No doubt this has happened to most salon owners; a stream of nasty, vile, untrue comments posted on social media by disgruntled clients, even competitors – so shockingly damaging they leave you quaking at the knees, paralysed and hurt by the sheer vindictiveness.
Social media has turned hordes of people into keyboard warriors, able and willing to hide behind their smart-phone screens and inflict immense damage to the business reputations of good people. Yes, you.
And good people are fighting back. Early last year, a former student was ordered to pay more than $100,000 in damages over a series of defamatory posts about a teacher at the school. That’s an expensive tweet.
So take heart. The LAW is on your side. It’s time you started using it. Any business with 10 employees or fewer – in other words, 99% of all salons & spas – can take legal action to protect themselves. But it may not need to get as far as expensive legal action, if you know your rights.
Let’s take the biggest social media of all, Facebook. Few salon owners would by now have escaped completely unscathed from attacks published on Facebook. Yet few salon owners are aware of how quickly these attacks can be shut down. And more to the point, few people at all understand that by posting material online – pictures, words, videos – that cause material damage to the reputation and revenue of a business can leave them open to damages of up to $355,000 under Australia’s uniform defamation laws.

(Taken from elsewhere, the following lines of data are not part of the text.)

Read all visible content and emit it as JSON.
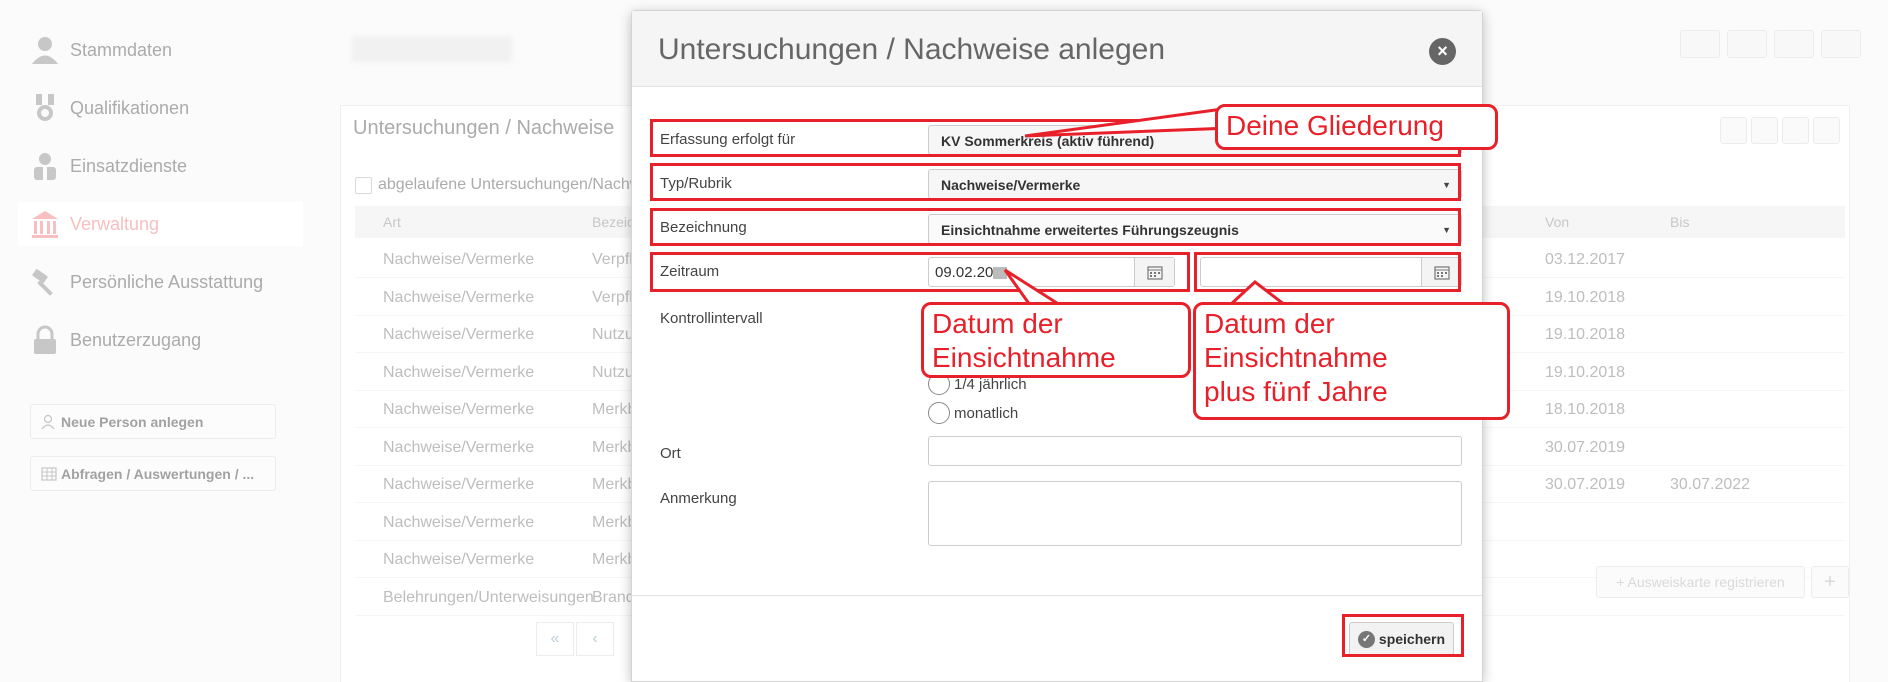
{
  "sidebar": {
    "items": [
      {
        "label": "Stammdaten",
        "icon": "person-icon"
      },
      {
        "label": "Qualifikationen",
        "icon": "medal-icon"
      },
      {
        "label": "Einsatzdienste",
        "icon": "worker-icon"
      },
      {
        "label": "Verwaltung",
        "icon": "building-icon",
        "active": true
      },
      {
        "label": "Persönliche Ausstattung",
        "icon": "hammer-icon"
      },
      {
        "label": "Benutzerzugang",
        "icon": "lock-icon"
      }
    ],
    "buttons": [
      {
        "label": "Neue Person anlegen",
        "icon": "add-person-icon"
      },
      {
        "label": "Abfragen / Auswertungen / ...",
        "icon": "table-icon"
      }
    ]
  },
  "panel": {
    "title": "Untersuchungen / Nachweise",
    "checkbox_label": "abgelaufene Untersuchungen/Nachwe",
    "columns": [
      "Art",
      "Bezeic",
      "Von",
      "Bis"
    ],
    "rows": [
      {
        "art": "Nachweise/Vermerke",
        "bez": "Verpfl",
        "von": "03.12.2017",
        "bis": ""
      },
      {
        "art": "Nachweise/Vermerke",
        "bez": "Verpfl",
        "von": "19.10.2018",
        "bis": ""
      },
      {
        "art": "Nachweise/Vermerke",
        "bez": "Nutzu",
        "von": "19.10.2018",
        "bis": ""
      },
      {
        "art": "Nachweise/Vermerke",
        "bez": "Nutzu",
        "von": "19.10.2018",
        "bis": ""
      },
      {
        "art": "Nachweise/Vermerke",
        "bez": "Merkb",
        "von": "18.10.2018",
        "bis": ""
      },
      {
        "art": "Nachweise/Vermerke",
        "bez": "Merkb",
        "von": "30.07.2019",
        "bis": ""
      },
      {
        "art": "Nachweise/Vermerke",
        "bez": "Merkb",
        "von": "30.07.2019",
        "bis": "30.07.2022"
      },
      {
        "art": "Nachweise/Vermerke",
        "bez": "Merkb",
        "von": "",
        "bis": ""
      },
      {
        "art": "Nachweise/Vermerke",
        "bez": "Merkb",
        "von": "",
        "bis": ""
      },
      {
        "art": "Belehrungen/Unterweisungen",
        "bez": "Brand",
        "von": "",
        "bis": ""
      }
    ],
    "pager": [
      "«",
      "‹"
    ],
    "register_button": "Ausweiskarte registrieren",
    "plus_button": "+"
  },
  "modal": {
    "title": "Untersuchungen / Nachweise anlegen",
    "close_label": "×",
    "fields": {
      "erfassung_label": "Erfassung erfolgt für",
      "erfassung_value": "KV Sommerkreis (aktiv führend)",
      "typ_label": "Typ/Rubrik",
      "typ_value": "Nachweise/Vermerke",
      "bezeichnung_label": "Bezeichnung",
      "bezeichnung_value": "Einsichtnahme erweitertes Führungszeugnis",
      "zeitraum_label": "Zeitraum",
      "zeitraum_from": "09.02.20",
      "zeitraum_to": "",
      "kontroll_label": "Kontrollintervall",
      "radio_partial": "1/4 jährlich",
      "radio_monthly": "monatlich",
      "ort_label": "Ort",
      "ort_value": "",
      "anmerkung_label": "Anmerkung",
      "anmerkung_value": ""
    },
    "save_label": "speichern"
  },
  "annotations": {
    "gliederung": "Deine Gliederung",
    "datum_line1": "Datum der",
    "datum_line2": "Einsichtnahme",
    "plus_line1": "Datum der",
    "plus_line2": "Einsichtnahme",
    "plus_line3": "plus fünf Jahre"
  },
  "colors": {
    "annotation_red": "#e8202a",
    "active_nav": "#e33333",
    "modal_header_bg": "#f5f5f5"
  }
}
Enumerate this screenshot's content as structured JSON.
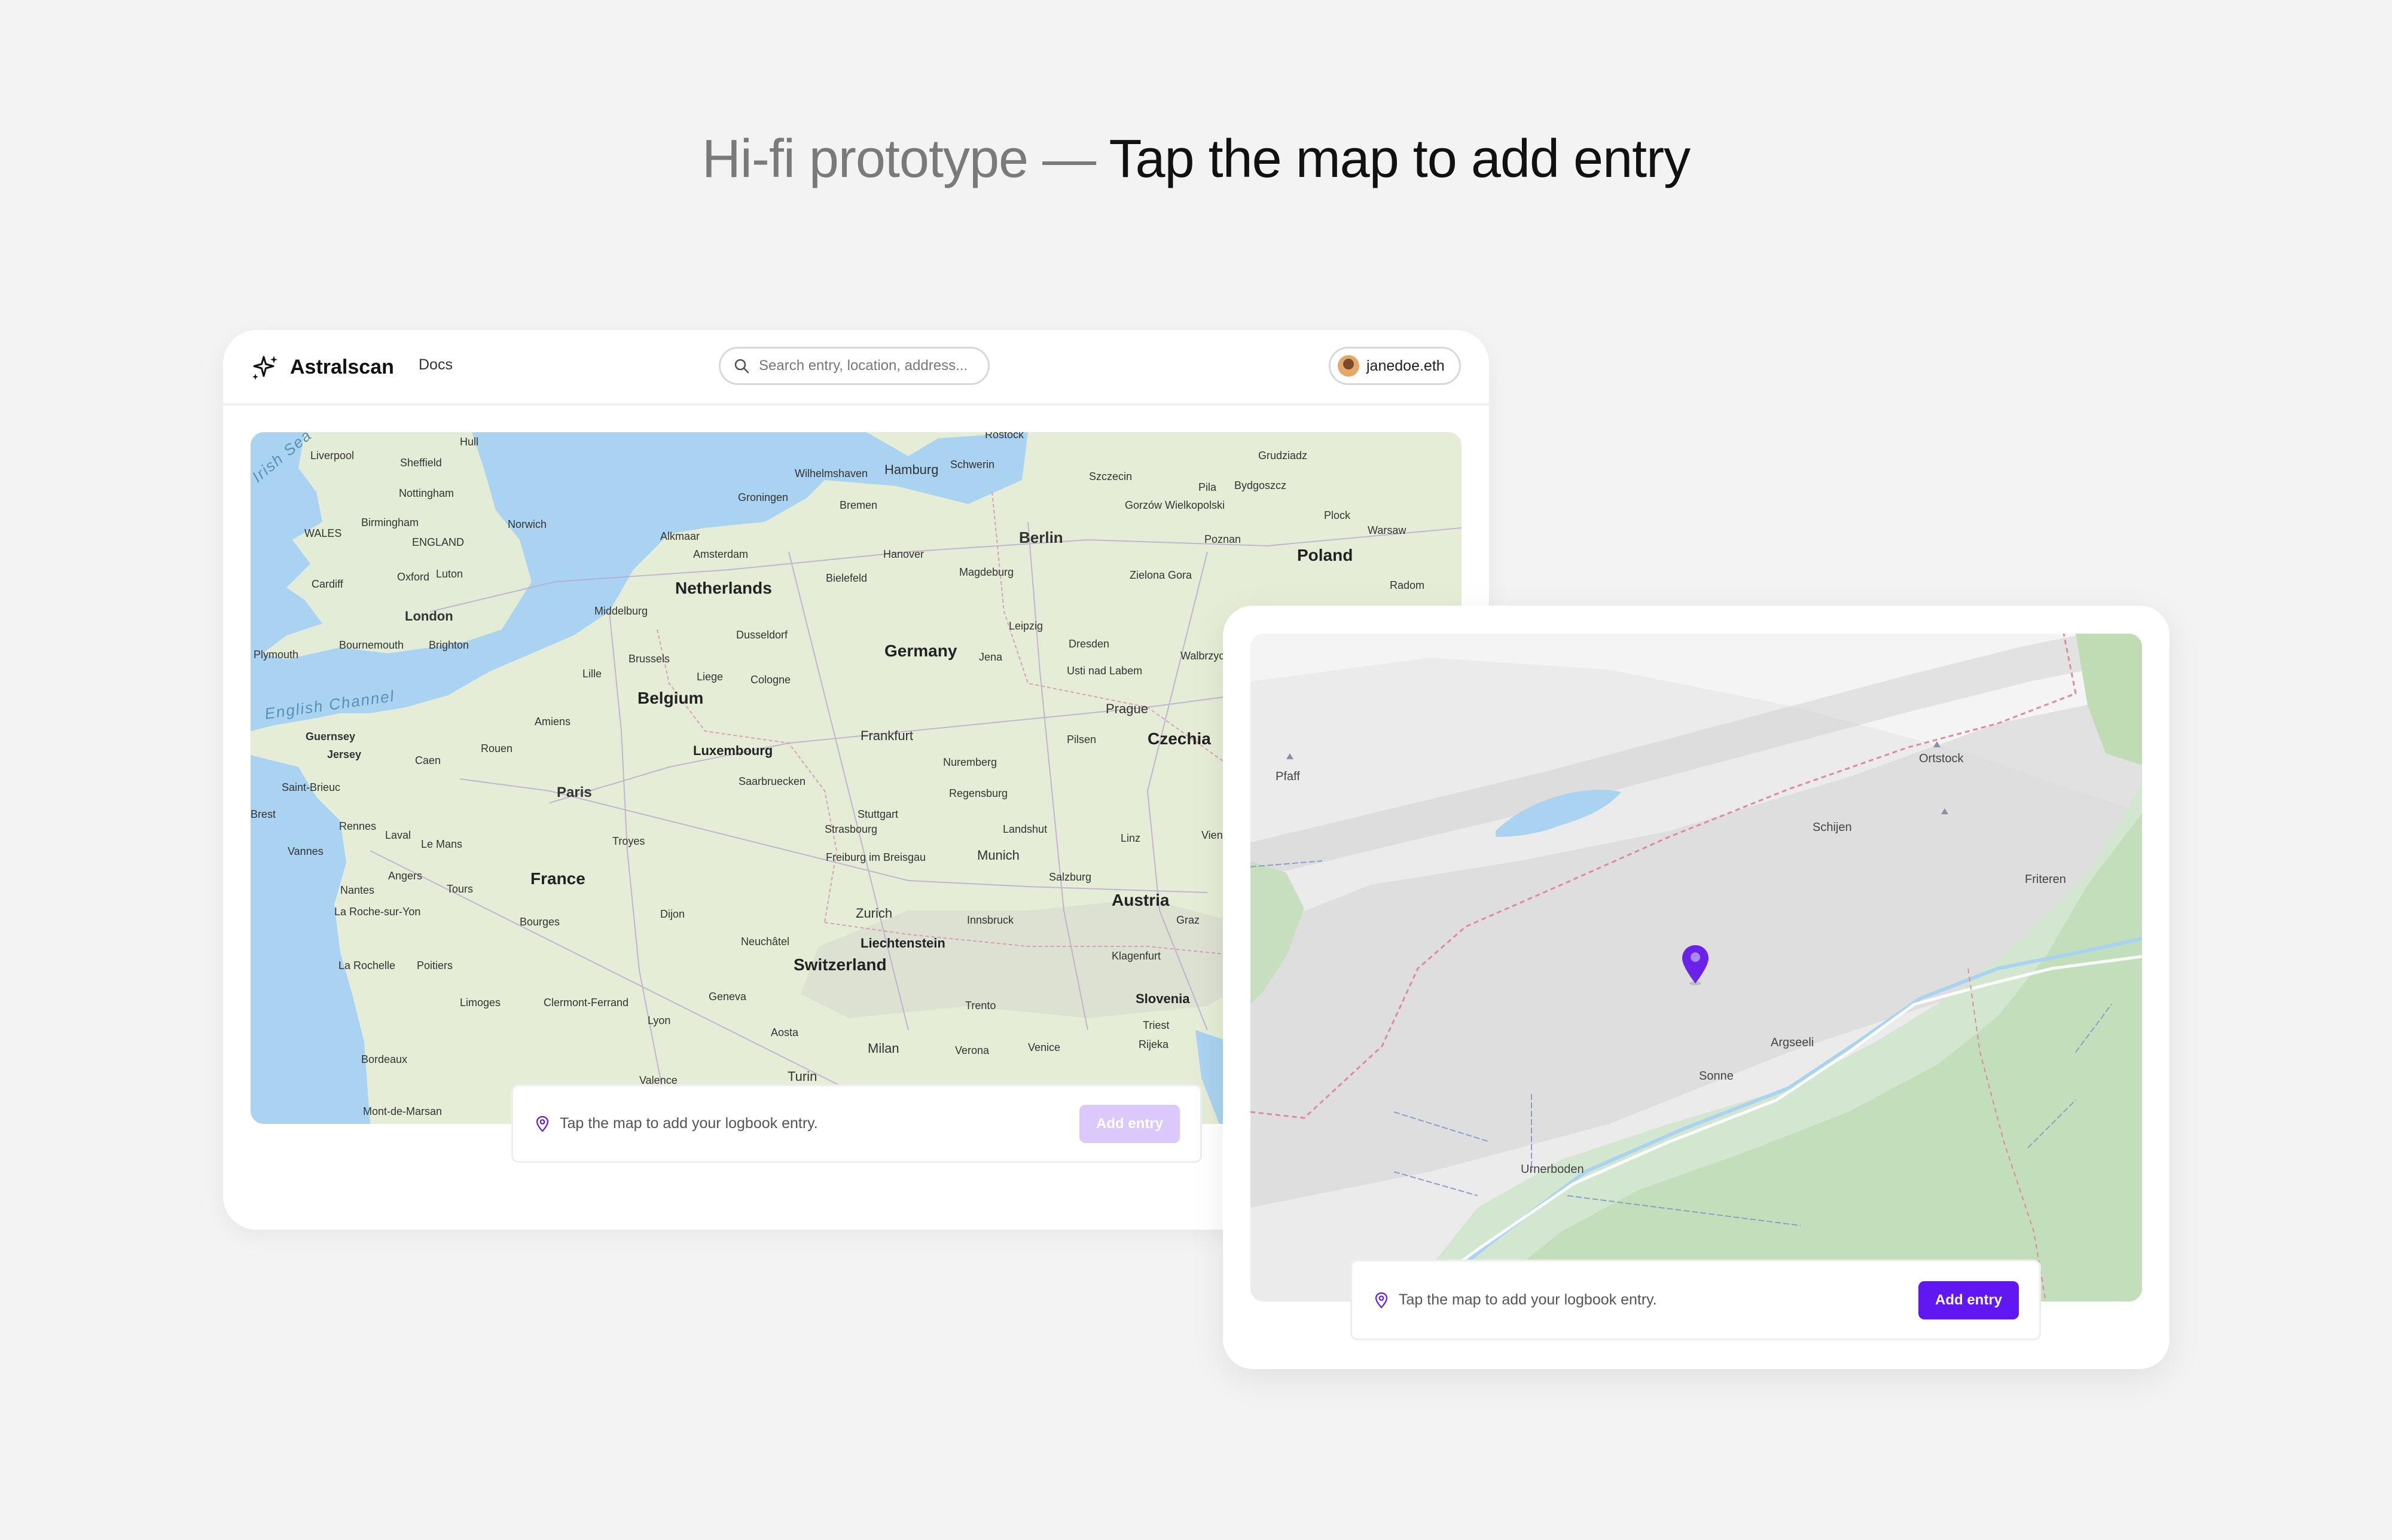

(And the same applies to anyone complicit in publishing or otherwise sharing such posts. Administrators of forums, take note. The law treats you the same as if you were a newspaper publisher.)
So what is, and what is not, defamatory? That comes down to the issue of ‘fair comment’. It is not defamatory for somebody to say “I didn’t feel at all welcome at ABC Salon, I felt intimidated.”
That’s fair comment, a representation of how that person felt. But it IS defamatory to say
“Mary Smith is a lying, cheating fraud, and her staff at ABC salon are rude, incompetent and dirty. The place is a pig-sty. Don’t go there, or you risk getting a disease!”
In Australia, there is only one rock-solid defence against defamation action; truth. You have to be able to prove that what you said about a business or individual is true. But here’s where the law is on the side of the business (for once) – it is not up to the business (or business owner) to prove the business, or the owner, has been actually damaged, it is up to the accused defamer to prove that it or she has not been damaged.
Even better; as the business owner, you and your business don’t even have to be specifically identified as the person defamed. If you can show the court that a reasonable person would take the words to refer to you, you’ll still have a good case.
(And for the record, for something to be ‘published’, it only needs to be said to ONE person other than the person or business being talked about.)
According to high-profile law firm Slater & Gordon, here are five things you should know about social media defamation:
- In general terms, defamation occurs when a person intentionally spreads information about another person, group of people, or small company that damages their reputation, or can make others think less of them.
- Defamation is actionable regardless of the medium. A person can be defamed, for example, in print, through photos and on the internet.
- Defamation cases involving the internet and social media are relatively new, but the same principles apply.
- A person who did not create the defamatory material, but only shares it (for instance, by “retweeting” a tweet), can also be found guilty of defamation.
- There are several defences to defamation, including that the statement was true, or that it was an expression of an honest opinion. Consequently, you may be liable for defamation if you spread information which constitutes a hurtful and untrue statement of fact about another person.
So here’s what to do if you feel you and/or your business reputation has been damaged by untrue statements published online:
- Immediately take screen shots of the offending material. As many as you need to capture the entire thread or post.
- If possible, post your own rebuttal, calmly and concisely, without making a personal attack on your accuser.
- Privately, contact the offender with the screen shots attached and suggest that you might not take the issue further if the post or posts are immediately removed, and a full, complete and satisfactory apology posted in their place.
This doesn’t get the keyboard warriors out of the woods however. Social media being what it is, any really nasty comments about you or your business are likely to have been shared and seen by thousands of people. Keep your powder dry. If you can demonstrate that the original post has gone viral and you’ve suffered serious reputational damage, then you should get some legal advice.
Don’t be afraid to flex some muscle.
Footnote: so when CAN somebody make really nasty, untrue and damaging accusations and get away with it? Only two places; in parliament, and in a court-room. Both places, and the people who speak in them, are protected by what’s called ‘absolute privilege’.
NOTE: Defamation laws vary from country to country.